Trematosphaeriaceae

Scientific classification
- Kingdom: Fungi
- Division: Ascomycota
- Class: Dothideomycetes
- Order: Pleosporales
- Family: Trematosphaeriaceae K.D.Hyde, Y. Zhang ter, Suetrong & E.B.G. Jones, 2013, Families of dothideomycetes. Fungal Diversity 63(1): 1–313.

= Trematosphaeriaceae =

Family of fungi

The Trematosphaeriaceae are a family of fungi in the order of Pleosporales.
They are found world-wide with the greatest contributions found in Europe and Australia. It includes taxa that are found in the marine environment, such as Falciformispora lignatis which can be found in freshwater and marine habitats. Most are saprobic species (living on dead tissue).

Trematosphaeriaceae was introduced by Suetrong et al. (2011) to include the genera Falciformispora, Halomassarina and Trematosphaeria. The main distinguishing characters of the family are medium-sized rounded ascomata with a papillate ostiole (spore ejecting hole), a relatively wide, coriaceous peridium (protectivve layer), cellular pseudoparaphyses and cylindro-clavate asci. The ascospores are two-celled or many celled, hyaline (glass-like) or brown.
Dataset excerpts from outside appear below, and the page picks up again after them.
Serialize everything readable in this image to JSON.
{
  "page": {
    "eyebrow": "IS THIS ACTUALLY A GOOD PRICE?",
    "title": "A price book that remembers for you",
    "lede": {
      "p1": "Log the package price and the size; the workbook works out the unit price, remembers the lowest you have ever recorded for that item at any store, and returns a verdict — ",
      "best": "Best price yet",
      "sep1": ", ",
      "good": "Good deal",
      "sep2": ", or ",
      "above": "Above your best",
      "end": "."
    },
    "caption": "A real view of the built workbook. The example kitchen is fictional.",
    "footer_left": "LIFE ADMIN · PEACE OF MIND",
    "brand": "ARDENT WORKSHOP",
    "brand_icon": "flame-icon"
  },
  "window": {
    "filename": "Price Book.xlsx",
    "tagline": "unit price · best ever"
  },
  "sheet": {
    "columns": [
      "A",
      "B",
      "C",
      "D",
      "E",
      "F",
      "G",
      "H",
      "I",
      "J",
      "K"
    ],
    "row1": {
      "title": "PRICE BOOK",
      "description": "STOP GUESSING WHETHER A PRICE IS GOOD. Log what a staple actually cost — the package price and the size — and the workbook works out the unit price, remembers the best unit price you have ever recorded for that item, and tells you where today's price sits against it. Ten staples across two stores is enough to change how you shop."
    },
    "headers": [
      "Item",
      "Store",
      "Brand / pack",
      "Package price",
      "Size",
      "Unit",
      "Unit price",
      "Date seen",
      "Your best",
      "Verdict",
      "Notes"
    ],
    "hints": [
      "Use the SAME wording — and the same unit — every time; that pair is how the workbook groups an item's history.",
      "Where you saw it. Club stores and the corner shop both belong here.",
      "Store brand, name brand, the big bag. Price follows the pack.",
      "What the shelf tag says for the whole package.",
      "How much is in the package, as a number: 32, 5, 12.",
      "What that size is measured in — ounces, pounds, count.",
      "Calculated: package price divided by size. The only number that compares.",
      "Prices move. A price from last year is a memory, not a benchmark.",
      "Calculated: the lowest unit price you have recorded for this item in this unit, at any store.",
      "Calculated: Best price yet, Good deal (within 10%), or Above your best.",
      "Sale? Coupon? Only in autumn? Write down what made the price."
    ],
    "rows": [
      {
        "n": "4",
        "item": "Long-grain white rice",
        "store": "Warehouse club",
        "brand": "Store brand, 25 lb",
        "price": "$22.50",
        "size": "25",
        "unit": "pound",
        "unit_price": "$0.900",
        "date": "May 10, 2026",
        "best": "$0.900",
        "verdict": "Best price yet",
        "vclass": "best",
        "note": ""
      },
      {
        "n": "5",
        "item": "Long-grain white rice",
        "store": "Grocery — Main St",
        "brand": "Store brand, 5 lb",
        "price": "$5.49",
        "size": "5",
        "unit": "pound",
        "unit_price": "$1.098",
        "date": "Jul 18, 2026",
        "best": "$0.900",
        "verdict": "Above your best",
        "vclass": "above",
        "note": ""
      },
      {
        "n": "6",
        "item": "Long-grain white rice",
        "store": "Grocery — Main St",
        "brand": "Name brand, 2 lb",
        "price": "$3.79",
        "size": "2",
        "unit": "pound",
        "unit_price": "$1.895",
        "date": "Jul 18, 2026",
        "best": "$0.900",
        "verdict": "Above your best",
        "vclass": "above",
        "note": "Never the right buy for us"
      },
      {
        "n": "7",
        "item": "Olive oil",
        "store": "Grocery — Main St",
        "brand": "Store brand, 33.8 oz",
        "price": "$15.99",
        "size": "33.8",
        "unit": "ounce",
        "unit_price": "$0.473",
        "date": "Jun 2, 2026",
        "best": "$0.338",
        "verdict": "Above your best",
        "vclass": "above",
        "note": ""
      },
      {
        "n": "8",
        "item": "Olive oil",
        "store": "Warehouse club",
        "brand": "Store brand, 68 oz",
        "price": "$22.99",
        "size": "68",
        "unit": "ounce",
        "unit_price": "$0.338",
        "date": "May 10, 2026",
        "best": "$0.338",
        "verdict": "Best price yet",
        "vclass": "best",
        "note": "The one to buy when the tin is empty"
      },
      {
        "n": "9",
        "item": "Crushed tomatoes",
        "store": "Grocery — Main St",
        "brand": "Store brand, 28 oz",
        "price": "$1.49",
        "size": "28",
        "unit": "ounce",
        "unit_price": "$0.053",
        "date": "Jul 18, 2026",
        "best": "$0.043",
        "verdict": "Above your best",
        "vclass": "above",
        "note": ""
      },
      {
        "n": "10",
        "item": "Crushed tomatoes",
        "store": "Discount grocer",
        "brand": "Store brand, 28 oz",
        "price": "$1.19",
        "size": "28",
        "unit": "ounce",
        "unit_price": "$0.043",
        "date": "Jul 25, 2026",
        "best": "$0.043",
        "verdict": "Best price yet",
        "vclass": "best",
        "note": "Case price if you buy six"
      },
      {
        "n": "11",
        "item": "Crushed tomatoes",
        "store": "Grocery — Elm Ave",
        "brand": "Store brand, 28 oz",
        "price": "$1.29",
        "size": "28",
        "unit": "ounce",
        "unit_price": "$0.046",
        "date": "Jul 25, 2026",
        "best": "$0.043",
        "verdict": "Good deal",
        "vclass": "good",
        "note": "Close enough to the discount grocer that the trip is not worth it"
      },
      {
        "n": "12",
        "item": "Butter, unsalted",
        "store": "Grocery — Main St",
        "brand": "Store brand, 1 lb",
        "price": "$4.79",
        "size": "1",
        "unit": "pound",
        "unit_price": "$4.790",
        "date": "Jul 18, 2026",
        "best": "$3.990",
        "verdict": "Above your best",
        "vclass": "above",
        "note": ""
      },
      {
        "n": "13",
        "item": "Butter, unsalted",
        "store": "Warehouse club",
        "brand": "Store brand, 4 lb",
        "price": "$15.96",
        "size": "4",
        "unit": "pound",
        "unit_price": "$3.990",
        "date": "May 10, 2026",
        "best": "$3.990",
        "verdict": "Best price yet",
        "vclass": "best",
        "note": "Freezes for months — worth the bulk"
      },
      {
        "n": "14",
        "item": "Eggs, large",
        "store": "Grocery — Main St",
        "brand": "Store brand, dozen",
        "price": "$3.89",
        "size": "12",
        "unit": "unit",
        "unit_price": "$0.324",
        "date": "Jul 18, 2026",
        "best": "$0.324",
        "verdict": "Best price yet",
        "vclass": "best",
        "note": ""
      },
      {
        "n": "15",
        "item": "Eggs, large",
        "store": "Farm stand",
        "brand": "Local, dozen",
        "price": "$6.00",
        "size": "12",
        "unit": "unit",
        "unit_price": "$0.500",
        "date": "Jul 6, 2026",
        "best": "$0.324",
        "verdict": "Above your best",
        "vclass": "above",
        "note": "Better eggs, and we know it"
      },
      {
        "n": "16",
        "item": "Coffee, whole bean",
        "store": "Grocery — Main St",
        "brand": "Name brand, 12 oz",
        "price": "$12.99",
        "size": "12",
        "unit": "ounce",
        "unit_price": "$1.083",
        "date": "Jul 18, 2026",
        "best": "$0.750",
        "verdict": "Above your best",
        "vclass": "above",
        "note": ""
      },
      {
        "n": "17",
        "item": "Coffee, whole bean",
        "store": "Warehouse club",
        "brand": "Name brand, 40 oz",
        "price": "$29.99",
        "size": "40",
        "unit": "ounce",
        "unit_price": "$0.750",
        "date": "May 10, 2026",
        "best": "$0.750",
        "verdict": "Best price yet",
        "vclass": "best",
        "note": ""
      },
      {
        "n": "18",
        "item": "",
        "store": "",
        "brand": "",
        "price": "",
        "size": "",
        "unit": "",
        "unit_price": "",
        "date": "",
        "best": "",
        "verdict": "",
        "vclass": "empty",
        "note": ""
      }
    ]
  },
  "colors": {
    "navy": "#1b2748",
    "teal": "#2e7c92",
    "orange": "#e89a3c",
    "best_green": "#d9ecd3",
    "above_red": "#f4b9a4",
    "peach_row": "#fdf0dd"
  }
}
Halomassarina was later moved to Pleomassariaceae order.

==Taxonomy==
Genera accepted by the GBIF include:
- Emarellia (2)
- Falciformispora K.D.Hyde, 1992 (9)
- Medicopsis Gruyter, Verkley & Crous (4)
- Trematosphaeria Fuckel, 1870 (103)

Figures in brackets are approx. how many species per genus.

==Effects==
Species from Emarellia and Falciformispora are known to cause black-grain mycetoma in humans and mammals, the syndrome can lead to affected patients having limbs removed. Trematosphaeria grisea is a soil fungus that can cause leaf blotch diseases on plants including members of the Eucalyptus genera, in tropical and subtropical regions. It also produces mycetomas in cats as well as humans.